Evidence regarding the relationship between cigarette smoking and wrist fractures is limited. Among thin women who had never taken postmenopausal estrogen, the risk of forearm fracture was found to be more than five-fold greater (relative risk [RR], 5.4; 95% confidence interval, 2.5-11.3) among smokers than among never-smokers.[7] Estrogen use was highly protective in this group of smokers. Among the women who had used estrogen replacement therapy, the risk of fracture was not associated with either cigarette use or body weight. Three other studies[21,30,44] have failed to show a relationship between smoking and wrist fractures. Jensen[30] believes that the primary determinant of fracture risk is low body weight. Since smokers tend to be thinner than nonsmokers and therefore have lower BMD, they may be predisposed to fractures after a minor fall.

Spine Fractures

Long-term cigarette use is a well-established risk factor for a variety of back problems, including back pain, disk abnormalities, and other degenerative spinal conditions.[45,46,47] A study of female twins established that smokers have approximately 10% lower spinal BMD by the time they reach menopause than do nonsmokers.[14] It also appears that by the age of 60 years, the risk for vertebral fracture is almost double among both men and women who smoke.[8,48]

In a case-control study of men aged 44 to 83 years with vertebral fractures secondary to spinal osteoporosis, the RR (estimated from the odds ratio) for fracture among smokers was 2.3 (P = .01). The use of alcohol (average 2.8 oz/d among the cases) also increased the risk for fracture (RR = 2.4, P = .002). Obesity (defined as body weight at least 20% greater than recommended based on standardized tables) was a protective influence (RR = 0.3, P <.001). The results, however, were highly dependent on the age of the patients. Neither smoking nor drinking was associated with an increased risk of fracture in those younger than 60 years. Small increases in risk were seen among those aged 60 to 69 years, whereas the risk among nonobese men 70 years and older with no other major underlying disease who smoked and used alcohol was 20.2 (P <.05). The obese men in this age group who smoked and drank alcohol had approximately a seven-fold increased risk of fracture compared with the nonsmoker, nondrinker group (Figure 2).[8]

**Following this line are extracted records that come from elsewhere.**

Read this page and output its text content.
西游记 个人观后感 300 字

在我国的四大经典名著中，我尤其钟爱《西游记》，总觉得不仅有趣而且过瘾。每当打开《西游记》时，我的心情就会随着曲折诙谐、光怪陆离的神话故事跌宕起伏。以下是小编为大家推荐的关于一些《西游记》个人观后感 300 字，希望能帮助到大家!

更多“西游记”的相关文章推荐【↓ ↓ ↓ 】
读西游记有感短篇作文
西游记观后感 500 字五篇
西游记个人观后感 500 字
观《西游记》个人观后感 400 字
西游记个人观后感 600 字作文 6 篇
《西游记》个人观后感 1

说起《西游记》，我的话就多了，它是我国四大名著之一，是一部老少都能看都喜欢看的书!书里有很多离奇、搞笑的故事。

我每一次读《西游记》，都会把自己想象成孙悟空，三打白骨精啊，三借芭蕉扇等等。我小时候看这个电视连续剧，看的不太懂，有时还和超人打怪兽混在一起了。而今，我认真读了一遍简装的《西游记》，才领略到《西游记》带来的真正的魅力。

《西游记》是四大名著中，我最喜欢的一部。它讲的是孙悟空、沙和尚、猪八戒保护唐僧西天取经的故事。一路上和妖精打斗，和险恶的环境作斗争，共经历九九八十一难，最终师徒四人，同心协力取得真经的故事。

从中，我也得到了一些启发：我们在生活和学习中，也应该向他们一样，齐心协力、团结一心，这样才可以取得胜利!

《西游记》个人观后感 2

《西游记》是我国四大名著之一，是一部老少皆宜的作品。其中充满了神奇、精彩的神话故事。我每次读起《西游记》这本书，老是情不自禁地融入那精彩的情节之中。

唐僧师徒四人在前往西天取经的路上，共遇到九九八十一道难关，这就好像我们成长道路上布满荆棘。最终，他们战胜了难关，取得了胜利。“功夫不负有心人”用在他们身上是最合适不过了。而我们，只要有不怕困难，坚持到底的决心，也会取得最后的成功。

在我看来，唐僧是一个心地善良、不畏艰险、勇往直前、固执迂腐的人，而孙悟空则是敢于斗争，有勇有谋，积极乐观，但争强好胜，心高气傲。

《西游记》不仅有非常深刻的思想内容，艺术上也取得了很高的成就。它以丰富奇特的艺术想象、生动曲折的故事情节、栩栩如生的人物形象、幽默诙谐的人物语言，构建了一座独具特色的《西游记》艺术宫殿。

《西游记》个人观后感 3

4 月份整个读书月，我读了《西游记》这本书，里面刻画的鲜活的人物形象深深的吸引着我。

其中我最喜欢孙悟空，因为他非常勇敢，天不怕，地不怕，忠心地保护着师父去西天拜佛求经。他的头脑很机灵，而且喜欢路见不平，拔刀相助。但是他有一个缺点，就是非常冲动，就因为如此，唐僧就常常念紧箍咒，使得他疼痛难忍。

Figure 2. Relative risk of spinal osteoporosis with spinal fracture in men (data derived from Seeman et al. [8])

Fracture Healing and Patient Outcomes

Smokers are not only more susceptible to fracture but are also more likely to have recurrent fractures.[18] Healing of fractures is delayed in smokers,[22,23,24,26] the maturation of the regenerating bone is reported to be abnormal,[29] and nonunion or malunion is more frequent.[25,27,28,29] Fusion of the vertebral bodies after surgery, particularly in the lumbar spine, not only occurs more slowly in smokers but is also three to five times more likely to fail.[49,50,51,52] Fusion rates are particularly low in smokers when allograft rather than autograft bone is used as the fusion material. It has been suggested, therefore, that only autograft bone be used in fusion procedures when the patient is a heavy smoker.[4]

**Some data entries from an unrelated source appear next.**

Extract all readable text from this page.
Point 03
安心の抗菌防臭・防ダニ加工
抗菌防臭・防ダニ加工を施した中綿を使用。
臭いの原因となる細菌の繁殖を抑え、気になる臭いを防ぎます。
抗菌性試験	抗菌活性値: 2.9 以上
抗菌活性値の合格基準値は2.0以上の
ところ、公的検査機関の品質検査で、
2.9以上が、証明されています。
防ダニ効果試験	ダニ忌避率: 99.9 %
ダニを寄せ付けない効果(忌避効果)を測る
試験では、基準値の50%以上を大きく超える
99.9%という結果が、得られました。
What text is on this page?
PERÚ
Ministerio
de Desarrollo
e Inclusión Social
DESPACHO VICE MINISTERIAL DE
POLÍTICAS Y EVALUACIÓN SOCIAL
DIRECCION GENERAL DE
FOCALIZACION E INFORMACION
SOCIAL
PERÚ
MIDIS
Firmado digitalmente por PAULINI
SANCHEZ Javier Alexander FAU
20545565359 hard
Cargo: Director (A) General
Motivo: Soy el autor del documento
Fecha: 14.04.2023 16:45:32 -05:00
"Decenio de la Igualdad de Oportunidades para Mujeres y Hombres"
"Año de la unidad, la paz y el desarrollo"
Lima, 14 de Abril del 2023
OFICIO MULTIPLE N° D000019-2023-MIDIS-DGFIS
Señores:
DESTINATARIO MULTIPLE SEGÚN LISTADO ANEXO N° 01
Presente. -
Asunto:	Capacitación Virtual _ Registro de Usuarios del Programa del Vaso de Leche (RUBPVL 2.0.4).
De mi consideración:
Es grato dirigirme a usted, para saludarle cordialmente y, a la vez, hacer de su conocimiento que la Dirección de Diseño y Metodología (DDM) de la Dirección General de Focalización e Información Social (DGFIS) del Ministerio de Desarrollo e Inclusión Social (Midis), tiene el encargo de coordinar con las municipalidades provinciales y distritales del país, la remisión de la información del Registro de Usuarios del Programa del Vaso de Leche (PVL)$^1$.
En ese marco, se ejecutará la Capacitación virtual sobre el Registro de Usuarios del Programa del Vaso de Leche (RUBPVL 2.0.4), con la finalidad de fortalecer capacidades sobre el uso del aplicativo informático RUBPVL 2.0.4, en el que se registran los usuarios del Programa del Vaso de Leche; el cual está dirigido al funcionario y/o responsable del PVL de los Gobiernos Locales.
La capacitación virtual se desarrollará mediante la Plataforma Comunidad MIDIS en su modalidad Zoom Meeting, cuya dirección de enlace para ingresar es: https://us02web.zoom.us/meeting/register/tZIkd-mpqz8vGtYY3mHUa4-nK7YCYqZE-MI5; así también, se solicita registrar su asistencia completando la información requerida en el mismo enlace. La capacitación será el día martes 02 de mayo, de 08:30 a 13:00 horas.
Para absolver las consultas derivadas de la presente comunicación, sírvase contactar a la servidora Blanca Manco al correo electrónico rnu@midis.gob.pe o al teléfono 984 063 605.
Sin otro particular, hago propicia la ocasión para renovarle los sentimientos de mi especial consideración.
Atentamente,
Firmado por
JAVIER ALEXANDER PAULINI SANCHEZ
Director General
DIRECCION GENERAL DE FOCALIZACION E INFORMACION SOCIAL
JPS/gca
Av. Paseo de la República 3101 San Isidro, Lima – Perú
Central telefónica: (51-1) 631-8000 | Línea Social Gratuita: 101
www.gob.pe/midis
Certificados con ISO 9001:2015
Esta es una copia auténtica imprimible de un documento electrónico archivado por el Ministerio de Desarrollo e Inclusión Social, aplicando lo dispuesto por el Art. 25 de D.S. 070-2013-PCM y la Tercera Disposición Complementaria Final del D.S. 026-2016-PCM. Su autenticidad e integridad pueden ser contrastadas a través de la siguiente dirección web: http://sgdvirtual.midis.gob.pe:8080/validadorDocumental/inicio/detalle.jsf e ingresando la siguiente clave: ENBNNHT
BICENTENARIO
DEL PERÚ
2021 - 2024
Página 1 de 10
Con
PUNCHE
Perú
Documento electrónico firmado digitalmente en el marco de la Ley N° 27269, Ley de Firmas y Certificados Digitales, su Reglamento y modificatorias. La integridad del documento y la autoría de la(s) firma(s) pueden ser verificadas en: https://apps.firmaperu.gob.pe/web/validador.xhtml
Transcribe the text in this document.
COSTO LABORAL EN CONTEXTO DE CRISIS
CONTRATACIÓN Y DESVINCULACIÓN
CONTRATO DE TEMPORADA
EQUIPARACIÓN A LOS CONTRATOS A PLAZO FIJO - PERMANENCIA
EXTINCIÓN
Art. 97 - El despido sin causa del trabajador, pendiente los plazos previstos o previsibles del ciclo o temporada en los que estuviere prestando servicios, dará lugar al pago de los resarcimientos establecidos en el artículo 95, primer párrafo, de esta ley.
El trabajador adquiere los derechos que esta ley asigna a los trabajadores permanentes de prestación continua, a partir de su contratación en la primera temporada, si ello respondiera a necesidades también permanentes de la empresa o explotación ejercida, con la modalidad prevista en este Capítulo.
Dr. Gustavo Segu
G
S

Smokers assess their outcomes after surgery much less favorably than do nonsmokers.[53,54] Hilibrand and coworkers[54] found that 89% of nonsmokers who had undergone multilevel anterior cervical decompressions with autogenous grafting rated their outcome as good or excellent versus 76% of the smokers. Among patients undergoing repair of a pseudoarthrosis of the lumbar spine, the scores on the patient outcome questionnaire were inversely related to the number of pack-years of smoking (P = .02).[53]